I have a heavy "cloud" background - was a JungleDisk user with Amazon S3 buckets in 2007. I then used Dropbox for many years until I finally moved to Google Drive in 2011 and vowed to go 100% cloud.
Why? Convenience. Instead of wondering what thumb drive had the latest version of my files, getting to college and finding I had left a file at home, or had a hard drive die and lose x days of data (I backed up but not every day). I wanted to go 100% cloud. Google Drive offered versioning, unlimited photo storage, and unlimited text files (and cheap storage).
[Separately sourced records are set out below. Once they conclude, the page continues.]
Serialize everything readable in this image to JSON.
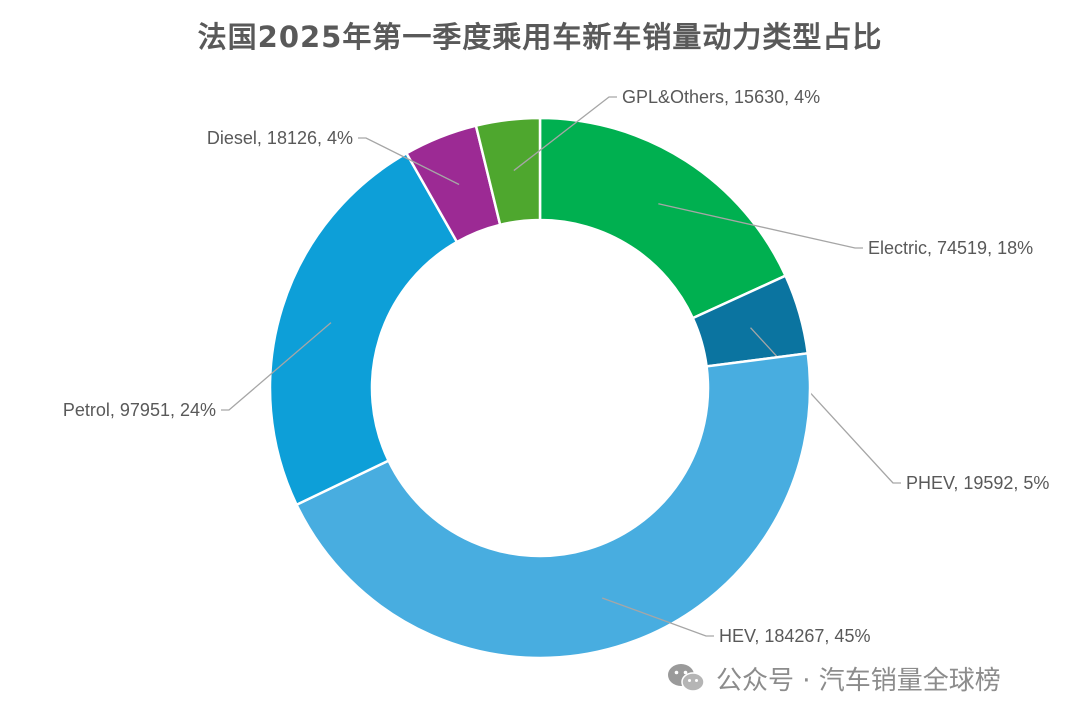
{
  "chart_data": {
    "type": "pie",
    "title": "法国2025年第一季度乘用车新车销量动力类型占比",
    "donut": true,
    "slices": [
      {
        "label": "Electric",
        "value": 74519,
        "percent": "18%",
        "color": "#00B050"
      },
      {
        "label": "PHEV",
        "value": 19592,
        "percent": "5%",
        "color": "#0B74A0"
      },
      {
        "label": "HEV",
        "value": 184267,
        "percent": "45%",
        "color": "#48ADE0"
      },
      {
        "label": "Petrol",
        "value": 97951,
        "percent": "24%",
        "color": "#0D9FD8"
      },
      {
        "label": "Diesel",
        "value": 18126,
        "percent": "4%",
        "color": "#9C2A94"
      },
      {
        "label": "GPL&Others",
        "value": 15630,
        "percent": "4%",
        "color": "#4EA72E"
      }
    ],
    "legend": "none (data labels with leader lines)"
  },
  "watermark": {
    "text": "公众号 · 汽车销量全球榜",
    "icon": "wechat-icon"
  }
}
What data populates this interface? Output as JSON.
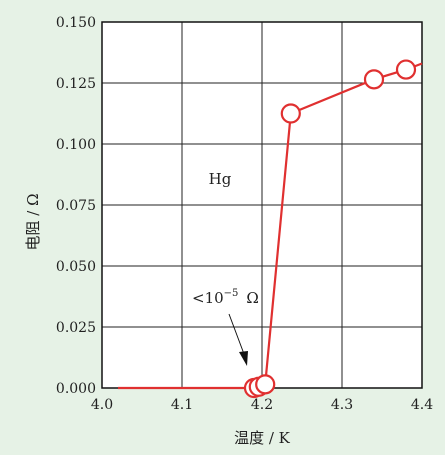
{
  "chart_data": {
    "type": "line",
    "title": "",
    "xlabel": "温度 / K",
    "ylabel": "电阻 / Ω",
    "xlim": [
      4.0,
      4.4
    ],
    "ylim": [
      0.0,
      0.15
    ],
    "x_ticks": [
      "4.0",
      "4.1",
      "4.2",
      "4.3",
      "4.4"
    ],
    "y_ticks": [
      "0.000",
      "0.025",
      "0.050",
      "0.075",
      "0.100",
      "0.125",
      "0.150"
    ],
    "grid": true,
    "line_color": "#e03030",
    "background": "#e6f2e6",
    "series": [
      {
        "x": [
          4.02,
          4.184,
          4.19,
          4.196,
          4.204,
          4.236,
          4.34,
          4.38,
          4.4
        ],
        "y": [
          0.0,
          0.0,
          0.0,
          0.0005,
          0.0015,
          0.1125,
          0.1265,
          0.1305,
          0.133
        ],
        "markers": [
          false,
          false,
          true,
          true,
          true,
          true,
          true,
          true,
          false
        ]
      }
    ],
    "annotations": {
      "material": "Hg",
      "limit_prefix": "<10",
      "limit_exp": "−5",
      "limit_unit": "Ω"
    }
  }
}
Since 2011 I have created about 2600+ Google Documents (about 168MB of text when exported). I have 68,000 photos/videos stored for free in Google Photos (about 60GB+ worth being stored for free). I have Google Drive installed on my Windows PC and my Mac Mini backing up data to my hard drives in real time. I also have
http://spanning.com/ backing up my Google Drive data every day for $40/year.
I started to use OneDrive as my long term storage backup when they started talking about Unlimited storage (great, getting more use out of my $10/mo!). So, I offloaded about 200GB?+ of backups, large files, ISOs, long term storaged' data to OneDrive. Yeah, not even using 1% of my 10TB.
But I still feel slighted for being promised Unlimited storage because all my data lives in the cloud and my data is very important to me. Why would I use Microsoft OneDrive when they go back on their word like this? I pay Microsoft ($10/mo for Office 365) and I pay Google Drive ($1.99/mo for 100GB).
I don't want to give $ to a company that goes back on its word. My files are important. I feel bad I'm giving $10/mo to a company that goes back on its word.
If I stored all my data locally on hard drives - I could care less. I'd laugh and think these cloud guys are crazy. But for $143.88/year I have (had*) 10TB (OneDrive) + 1.29TB (Google Drive (Chromebook promotional storage)) that syncs to all my computers and is accessible from any device. I couldn't ever go back.
Like Thunderhawks said - free tier brings paying customers. What is Microsoft thinking?